After the news of Beltrame's death was released early on 24 March 2018, gendarmerie stations flew their flags at half-mast. Beltrame was given a state funeral on 28 March 2018, a national day of mourning. Macron paid homage to the officer, saying he had the "gratitude, admiration and affection of the whole country".

===Reactions from world leaders===

United Kingdom: Prime Minister Theresa May denounced the attack as "cowardly," and said the United Kingdom stood "in solidarity with our friends and allies in France, just as they always stand with us."

Israel: Prime Minister Benjamin Netanyahu condemned the attack, sent condolences and said: "The civilized world must unite and work together in order to defeat terrorism". President Reuven Rivlin also denounced the attack, saying: "The whole free world must stand united and firm against terror: in Jerusalem, in France, and across the world."

Canada: Prime Minister Justin Trudeau issued a statement of condemnation and solidarity against terrorism, and offered condolence on behalf of his citizens to victims' friends and families.

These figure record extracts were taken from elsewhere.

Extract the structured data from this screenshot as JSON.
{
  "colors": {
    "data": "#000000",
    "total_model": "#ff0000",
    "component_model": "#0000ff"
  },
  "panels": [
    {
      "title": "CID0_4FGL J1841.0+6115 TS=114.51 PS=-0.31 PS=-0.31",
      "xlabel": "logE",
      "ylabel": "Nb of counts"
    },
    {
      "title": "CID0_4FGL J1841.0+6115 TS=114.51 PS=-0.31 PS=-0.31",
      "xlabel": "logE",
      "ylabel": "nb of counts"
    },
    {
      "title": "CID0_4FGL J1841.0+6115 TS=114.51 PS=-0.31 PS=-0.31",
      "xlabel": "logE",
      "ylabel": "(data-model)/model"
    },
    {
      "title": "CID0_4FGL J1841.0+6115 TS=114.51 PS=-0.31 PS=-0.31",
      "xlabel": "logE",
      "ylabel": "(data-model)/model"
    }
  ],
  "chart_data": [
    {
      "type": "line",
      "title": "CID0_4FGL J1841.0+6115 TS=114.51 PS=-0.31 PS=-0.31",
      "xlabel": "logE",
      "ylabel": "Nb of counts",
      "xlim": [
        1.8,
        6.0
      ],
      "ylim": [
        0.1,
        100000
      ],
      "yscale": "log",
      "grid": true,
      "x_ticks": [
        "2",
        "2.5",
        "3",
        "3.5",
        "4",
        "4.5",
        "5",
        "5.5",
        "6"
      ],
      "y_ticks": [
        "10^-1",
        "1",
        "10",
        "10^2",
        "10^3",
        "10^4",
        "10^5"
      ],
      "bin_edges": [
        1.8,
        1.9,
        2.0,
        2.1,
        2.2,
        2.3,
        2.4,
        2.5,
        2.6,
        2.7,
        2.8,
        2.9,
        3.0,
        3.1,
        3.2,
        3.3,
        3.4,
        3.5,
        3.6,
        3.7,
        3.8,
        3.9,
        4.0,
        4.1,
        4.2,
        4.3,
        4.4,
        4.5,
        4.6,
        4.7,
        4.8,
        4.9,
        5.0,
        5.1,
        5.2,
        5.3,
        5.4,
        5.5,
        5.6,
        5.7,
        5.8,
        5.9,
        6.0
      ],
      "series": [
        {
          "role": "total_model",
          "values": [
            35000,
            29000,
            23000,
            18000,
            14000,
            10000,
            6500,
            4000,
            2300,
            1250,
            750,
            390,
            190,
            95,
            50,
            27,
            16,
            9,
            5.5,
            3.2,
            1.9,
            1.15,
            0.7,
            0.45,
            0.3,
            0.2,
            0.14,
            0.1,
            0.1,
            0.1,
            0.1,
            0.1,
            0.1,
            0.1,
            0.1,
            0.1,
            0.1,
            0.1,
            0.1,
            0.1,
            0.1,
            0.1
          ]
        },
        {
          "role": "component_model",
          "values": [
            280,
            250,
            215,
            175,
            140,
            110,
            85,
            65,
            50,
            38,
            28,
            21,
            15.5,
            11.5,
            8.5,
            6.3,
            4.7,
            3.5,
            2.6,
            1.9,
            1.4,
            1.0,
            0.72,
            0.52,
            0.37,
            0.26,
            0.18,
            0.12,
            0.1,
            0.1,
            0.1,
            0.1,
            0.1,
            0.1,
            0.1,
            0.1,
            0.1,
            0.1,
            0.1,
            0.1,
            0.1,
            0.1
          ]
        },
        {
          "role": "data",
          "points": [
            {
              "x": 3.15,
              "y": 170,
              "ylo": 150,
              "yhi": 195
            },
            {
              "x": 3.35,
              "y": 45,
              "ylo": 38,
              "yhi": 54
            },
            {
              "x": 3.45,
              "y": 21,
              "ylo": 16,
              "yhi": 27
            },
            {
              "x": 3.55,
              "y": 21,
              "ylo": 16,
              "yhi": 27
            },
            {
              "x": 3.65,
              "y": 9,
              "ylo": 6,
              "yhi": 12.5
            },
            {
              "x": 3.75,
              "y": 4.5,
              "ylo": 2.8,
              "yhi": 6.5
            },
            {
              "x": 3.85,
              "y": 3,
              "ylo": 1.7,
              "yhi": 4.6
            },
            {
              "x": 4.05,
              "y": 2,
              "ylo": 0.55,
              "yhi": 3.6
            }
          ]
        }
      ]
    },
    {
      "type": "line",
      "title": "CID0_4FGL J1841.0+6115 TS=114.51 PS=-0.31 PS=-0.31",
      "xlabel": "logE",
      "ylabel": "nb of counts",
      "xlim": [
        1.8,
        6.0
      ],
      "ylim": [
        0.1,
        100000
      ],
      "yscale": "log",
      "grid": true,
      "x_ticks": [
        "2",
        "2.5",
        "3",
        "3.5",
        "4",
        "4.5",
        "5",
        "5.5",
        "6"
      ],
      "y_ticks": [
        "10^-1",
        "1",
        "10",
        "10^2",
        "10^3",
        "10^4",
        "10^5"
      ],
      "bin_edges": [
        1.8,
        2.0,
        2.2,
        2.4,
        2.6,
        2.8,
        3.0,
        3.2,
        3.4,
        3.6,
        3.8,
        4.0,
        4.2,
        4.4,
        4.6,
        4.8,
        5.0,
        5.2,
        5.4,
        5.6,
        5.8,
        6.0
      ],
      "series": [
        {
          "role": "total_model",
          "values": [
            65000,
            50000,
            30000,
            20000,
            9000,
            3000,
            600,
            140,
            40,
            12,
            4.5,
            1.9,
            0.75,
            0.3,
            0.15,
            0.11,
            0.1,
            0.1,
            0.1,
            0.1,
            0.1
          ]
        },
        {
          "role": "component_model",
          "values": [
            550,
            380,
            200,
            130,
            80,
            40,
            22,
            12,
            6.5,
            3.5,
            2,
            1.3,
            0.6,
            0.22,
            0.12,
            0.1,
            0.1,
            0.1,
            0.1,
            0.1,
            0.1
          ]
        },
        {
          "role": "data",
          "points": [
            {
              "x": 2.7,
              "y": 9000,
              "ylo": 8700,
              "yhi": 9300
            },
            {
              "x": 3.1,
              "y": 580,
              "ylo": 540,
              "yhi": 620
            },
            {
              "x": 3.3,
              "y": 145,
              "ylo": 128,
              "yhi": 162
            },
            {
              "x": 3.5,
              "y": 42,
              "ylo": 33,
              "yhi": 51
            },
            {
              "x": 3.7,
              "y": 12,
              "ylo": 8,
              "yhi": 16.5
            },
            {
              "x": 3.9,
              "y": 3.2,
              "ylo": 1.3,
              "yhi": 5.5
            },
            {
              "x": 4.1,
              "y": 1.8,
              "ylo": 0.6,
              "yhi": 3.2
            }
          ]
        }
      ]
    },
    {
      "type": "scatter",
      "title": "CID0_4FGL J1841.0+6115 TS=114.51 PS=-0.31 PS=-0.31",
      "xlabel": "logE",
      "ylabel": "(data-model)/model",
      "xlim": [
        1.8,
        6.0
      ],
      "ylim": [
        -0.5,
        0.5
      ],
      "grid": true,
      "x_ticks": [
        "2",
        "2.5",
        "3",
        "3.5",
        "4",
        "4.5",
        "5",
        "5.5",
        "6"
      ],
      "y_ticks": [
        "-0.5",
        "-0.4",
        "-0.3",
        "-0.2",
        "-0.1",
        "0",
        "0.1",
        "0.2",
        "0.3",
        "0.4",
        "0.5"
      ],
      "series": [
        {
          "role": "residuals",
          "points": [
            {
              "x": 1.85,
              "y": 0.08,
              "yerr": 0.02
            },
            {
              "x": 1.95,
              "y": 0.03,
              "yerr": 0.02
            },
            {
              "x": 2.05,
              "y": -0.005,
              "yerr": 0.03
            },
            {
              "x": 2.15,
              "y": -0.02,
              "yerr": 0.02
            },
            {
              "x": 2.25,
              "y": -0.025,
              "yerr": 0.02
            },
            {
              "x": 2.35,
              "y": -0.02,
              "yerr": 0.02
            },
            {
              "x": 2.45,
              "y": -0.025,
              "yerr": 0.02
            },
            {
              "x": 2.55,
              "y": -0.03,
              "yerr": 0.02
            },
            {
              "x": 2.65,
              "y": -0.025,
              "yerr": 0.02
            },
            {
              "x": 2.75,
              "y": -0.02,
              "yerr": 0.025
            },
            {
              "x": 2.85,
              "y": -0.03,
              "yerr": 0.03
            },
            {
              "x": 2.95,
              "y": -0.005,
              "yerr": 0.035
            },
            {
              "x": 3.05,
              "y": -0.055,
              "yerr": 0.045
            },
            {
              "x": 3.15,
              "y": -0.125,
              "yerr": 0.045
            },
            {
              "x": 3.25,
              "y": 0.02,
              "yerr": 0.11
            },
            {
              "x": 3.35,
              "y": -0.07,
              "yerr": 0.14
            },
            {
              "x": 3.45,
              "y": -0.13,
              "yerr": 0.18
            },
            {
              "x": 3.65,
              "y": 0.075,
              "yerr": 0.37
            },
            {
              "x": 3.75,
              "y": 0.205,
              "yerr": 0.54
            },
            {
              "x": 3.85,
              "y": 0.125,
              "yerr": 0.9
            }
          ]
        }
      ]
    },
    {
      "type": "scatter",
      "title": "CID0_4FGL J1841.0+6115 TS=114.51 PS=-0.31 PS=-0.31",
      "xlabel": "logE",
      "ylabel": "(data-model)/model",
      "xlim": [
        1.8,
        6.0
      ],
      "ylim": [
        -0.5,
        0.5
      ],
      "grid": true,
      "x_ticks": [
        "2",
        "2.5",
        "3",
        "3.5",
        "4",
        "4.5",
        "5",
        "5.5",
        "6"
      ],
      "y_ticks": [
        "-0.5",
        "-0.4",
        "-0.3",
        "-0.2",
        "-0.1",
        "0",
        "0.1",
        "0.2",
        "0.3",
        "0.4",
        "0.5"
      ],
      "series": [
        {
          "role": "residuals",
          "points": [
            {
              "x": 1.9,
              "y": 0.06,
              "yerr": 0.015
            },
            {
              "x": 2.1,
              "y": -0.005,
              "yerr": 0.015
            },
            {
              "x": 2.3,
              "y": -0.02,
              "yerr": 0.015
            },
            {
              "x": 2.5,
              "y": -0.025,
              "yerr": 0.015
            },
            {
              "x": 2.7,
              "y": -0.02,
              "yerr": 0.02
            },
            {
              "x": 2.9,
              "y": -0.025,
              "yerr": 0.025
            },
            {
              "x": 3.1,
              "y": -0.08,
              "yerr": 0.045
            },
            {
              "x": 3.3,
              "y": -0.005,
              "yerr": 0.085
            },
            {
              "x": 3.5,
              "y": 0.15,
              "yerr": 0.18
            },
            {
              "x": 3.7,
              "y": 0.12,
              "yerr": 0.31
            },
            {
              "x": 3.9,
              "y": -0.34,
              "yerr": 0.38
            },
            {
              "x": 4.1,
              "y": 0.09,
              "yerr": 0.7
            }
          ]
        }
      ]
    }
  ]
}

United States: President Donald Trump issued a statement on Twitter, condemning "the violent actions of the attacker and anyone who would provide him support." He continued, "we are with you @EmmanuelMacron!"

==Trial==
On 22 January 2024, seven people went on trial in Paris in connection with the attack. Five were accused of criminal terrorist conspiracy (association de malfaiteurs en lien avec une entreprise terroriste criminelle), one was accused of a weapons offence (détention d’armes), while the seventh was accused of failure to denounce a crime (non dénonciation de crime) Two of the accused were detained, while five of them were on bail. The trial was held at the Palais de Justice in the courtroom that had been constructed for the Paris attacks trial, which was held in 2021–2022. The verdicts were announced on 23 February 2024. Only one defendant, Lakdim's girlfriend Marine Pequignot, was found guilty of criminal terrorist conspiracy. She received a five-year sentence. The remaining six defendants were found guilty of other crimes and sentenced to between twelve months and four years imprisonment.

Pequignot and two others lodged an appeal, which commenced on 14 September 2026.